Interessant nieuws. Maar het heeft de voorpagina’s niet gehaald en ik slaag er niet in me er echt in te verdiepen. Een virus waartegen geen medicijn bestaat, legt alles plat. En met het virus kwam de angst: voor gebrek aan eten en toiletpapier; voor daadwerkelijke besmetting en verlies van dierbaren; en voor lijden, verdriet en de economische gevolgen. Ineens zijn de mensen van vroeger die vertrouwd waren met de onzichtbare, onberekenbare vijand van plaag en pest, geen vreemden meer. Ineens wordt het voorstelbaar dat je ziekten en de angsten die ermee gepaard gaan, omschrijft als een onzichtbare persoon die onder je huid kruipt en je in bezit neemt.

Wij vertrouwen de experts. Maar daarmee is de onzekerheid rond de pandemie niet onder controle. Geen wonder dat mensen in het oude Nabije Oosten van Mesopotamië tot op Cyprus eeuwenlang naast quarantainemaatregelen ook de god Rèsjèf aanbaden.
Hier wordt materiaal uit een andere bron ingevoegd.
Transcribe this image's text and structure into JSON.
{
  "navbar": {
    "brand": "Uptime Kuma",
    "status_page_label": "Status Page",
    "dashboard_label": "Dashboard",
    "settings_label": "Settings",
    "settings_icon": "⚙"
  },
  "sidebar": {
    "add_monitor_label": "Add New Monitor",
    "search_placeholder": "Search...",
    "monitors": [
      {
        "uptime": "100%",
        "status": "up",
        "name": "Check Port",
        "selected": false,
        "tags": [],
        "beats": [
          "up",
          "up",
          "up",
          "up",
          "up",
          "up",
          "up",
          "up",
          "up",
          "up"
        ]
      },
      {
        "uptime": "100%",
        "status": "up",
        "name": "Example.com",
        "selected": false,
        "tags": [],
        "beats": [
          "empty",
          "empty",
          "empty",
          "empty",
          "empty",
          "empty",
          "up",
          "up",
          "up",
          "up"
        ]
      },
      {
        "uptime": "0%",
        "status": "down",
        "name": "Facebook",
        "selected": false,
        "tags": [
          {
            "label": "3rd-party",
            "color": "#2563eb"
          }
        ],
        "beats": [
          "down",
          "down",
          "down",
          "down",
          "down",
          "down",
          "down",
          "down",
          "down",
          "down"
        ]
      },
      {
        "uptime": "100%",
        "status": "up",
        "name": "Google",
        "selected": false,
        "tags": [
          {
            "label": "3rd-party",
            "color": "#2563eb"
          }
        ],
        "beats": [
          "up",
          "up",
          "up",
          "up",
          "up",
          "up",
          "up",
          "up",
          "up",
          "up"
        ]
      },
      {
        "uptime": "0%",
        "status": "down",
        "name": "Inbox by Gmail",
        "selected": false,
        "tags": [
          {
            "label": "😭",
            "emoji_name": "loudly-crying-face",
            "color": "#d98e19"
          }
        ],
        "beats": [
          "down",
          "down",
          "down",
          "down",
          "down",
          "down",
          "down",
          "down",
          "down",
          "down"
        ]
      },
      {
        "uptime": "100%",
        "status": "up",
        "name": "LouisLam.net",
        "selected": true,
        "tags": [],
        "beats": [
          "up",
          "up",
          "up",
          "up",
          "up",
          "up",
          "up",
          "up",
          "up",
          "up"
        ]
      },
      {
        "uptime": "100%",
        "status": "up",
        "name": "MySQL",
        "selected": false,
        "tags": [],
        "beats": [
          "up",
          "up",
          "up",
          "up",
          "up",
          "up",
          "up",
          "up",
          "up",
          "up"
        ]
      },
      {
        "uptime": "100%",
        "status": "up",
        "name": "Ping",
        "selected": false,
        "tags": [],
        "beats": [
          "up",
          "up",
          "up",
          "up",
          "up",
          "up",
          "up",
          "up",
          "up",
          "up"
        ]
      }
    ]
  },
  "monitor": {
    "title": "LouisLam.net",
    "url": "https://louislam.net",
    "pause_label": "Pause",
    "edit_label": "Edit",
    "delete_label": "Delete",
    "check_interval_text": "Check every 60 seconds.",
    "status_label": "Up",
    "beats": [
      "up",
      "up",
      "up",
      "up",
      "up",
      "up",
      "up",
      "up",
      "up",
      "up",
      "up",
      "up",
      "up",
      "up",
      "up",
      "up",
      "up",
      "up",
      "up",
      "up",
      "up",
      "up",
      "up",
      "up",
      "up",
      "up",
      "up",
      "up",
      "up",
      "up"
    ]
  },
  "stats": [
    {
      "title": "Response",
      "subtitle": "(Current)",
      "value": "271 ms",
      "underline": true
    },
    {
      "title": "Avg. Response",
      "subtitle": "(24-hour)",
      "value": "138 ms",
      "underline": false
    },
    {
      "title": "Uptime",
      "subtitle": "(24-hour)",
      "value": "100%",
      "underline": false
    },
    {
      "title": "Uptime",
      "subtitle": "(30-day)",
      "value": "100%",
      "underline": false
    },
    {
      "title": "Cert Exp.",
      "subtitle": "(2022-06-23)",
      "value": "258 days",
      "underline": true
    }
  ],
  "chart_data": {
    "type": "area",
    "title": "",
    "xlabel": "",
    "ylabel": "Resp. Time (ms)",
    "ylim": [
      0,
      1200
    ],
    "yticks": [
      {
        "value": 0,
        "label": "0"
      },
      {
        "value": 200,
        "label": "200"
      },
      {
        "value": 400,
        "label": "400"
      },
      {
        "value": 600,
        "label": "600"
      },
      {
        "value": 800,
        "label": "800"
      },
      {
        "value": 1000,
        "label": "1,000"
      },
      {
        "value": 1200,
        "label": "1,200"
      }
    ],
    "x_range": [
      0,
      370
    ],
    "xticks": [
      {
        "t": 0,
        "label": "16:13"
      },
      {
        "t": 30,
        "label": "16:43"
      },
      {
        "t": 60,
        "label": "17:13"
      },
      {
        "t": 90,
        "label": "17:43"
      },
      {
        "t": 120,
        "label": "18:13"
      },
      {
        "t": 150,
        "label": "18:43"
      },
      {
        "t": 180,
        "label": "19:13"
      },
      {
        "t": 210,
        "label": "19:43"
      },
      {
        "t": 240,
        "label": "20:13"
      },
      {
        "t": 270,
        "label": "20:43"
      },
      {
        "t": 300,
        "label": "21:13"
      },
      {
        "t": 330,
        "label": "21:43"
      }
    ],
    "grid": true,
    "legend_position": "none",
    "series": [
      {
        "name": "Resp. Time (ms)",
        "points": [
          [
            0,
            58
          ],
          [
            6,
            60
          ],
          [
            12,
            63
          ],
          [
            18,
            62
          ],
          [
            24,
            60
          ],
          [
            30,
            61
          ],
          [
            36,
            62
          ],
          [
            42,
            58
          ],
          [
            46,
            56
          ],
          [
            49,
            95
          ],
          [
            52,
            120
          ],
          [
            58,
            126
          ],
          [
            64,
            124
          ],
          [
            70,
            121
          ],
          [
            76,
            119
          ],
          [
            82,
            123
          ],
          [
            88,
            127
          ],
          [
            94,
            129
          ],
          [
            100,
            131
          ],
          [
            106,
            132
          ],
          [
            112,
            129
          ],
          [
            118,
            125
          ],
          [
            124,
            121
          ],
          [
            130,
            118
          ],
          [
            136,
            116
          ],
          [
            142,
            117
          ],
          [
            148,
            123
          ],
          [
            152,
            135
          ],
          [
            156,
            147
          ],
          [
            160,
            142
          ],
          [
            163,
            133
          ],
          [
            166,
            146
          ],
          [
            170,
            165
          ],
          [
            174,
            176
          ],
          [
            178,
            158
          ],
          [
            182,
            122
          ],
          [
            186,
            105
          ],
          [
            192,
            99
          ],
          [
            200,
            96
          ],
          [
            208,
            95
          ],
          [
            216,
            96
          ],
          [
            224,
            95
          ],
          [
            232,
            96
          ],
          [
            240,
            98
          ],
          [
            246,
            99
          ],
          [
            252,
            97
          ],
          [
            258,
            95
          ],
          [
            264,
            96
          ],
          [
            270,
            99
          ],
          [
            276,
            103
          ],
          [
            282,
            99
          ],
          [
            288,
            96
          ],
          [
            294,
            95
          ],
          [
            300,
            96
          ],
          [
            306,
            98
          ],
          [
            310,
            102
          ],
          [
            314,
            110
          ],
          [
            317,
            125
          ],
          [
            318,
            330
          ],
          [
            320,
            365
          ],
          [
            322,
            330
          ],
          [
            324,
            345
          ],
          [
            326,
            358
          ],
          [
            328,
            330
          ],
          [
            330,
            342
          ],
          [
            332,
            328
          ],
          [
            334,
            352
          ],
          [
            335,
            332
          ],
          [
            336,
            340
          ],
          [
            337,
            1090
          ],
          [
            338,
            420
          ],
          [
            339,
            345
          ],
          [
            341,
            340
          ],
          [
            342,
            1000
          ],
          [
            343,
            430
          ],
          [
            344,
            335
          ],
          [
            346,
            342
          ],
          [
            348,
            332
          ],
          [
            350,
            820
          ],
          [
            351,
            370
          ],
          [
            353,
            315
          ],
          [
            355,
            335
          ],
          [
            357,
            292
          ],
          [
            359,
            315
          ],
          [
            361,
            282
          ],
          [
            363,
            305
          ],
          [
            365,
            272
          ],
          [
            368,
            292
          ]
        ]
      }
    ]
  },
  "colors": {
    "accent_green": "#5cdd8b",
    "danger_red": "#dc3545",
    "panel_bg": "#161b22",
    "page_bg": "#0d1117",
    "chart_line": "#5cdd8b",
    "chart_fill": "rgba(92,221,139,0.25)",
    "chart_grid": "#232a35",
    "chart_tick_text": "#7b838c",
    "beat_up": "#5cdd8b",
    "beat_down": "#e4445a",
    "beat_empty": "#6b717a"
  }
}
Hij gold als de chef van ziektemakers als Deber en Qeteb; een strijder die je kan treffen met ziekte, angst en honger, maar je ook kan beschermen. Het Oude Testament kent deze figuren ook. Niet zo vaak omschrijft het ziekte en angst als een persoon die je overvalt. Toch noemt het Lied van Mozes Rèsjèf in de lijst met plagen die de HEER als straf over zijn volk kan zal laten komen (Deuteronomium 32:24). Een psalm bezingt hoe God z’n pijlen inzette bij de plagen in Egypte (Psalm 78:48). En Psalm 91 (waarover Arco den Heijer eerder een blog schreef) noemt Deber en Qeteb expliciet bij de naam als een pijl die op je afvliegt en de plaag die je midden op de dag overvalt (Psalm 91:5-6).

Op het oog lijkt een dergelijke personificatie van ziekte en angst misschien primitief. Maar hij onthult zowel het ongrijpbare karakter als de geestelijke dimensie van de coronacrisis. Ziekte en haar gevolgen zijn reële machten die over je komen. Waarmee bezweer je dan de paniek? Overal is het verlangen voelbaar naar maatregelen die ultieme veiligheid bieden en onze levens en bedrijven hoe dan ook zullen redden. Maar daar alles van verwachten helpt niet. Sterker nog, het is niets minder dan afgoderij. Zo is het ook met de hygiënemaatregelen: heel goed, maar laat ze niet ontaarden in bezweringsrituelen.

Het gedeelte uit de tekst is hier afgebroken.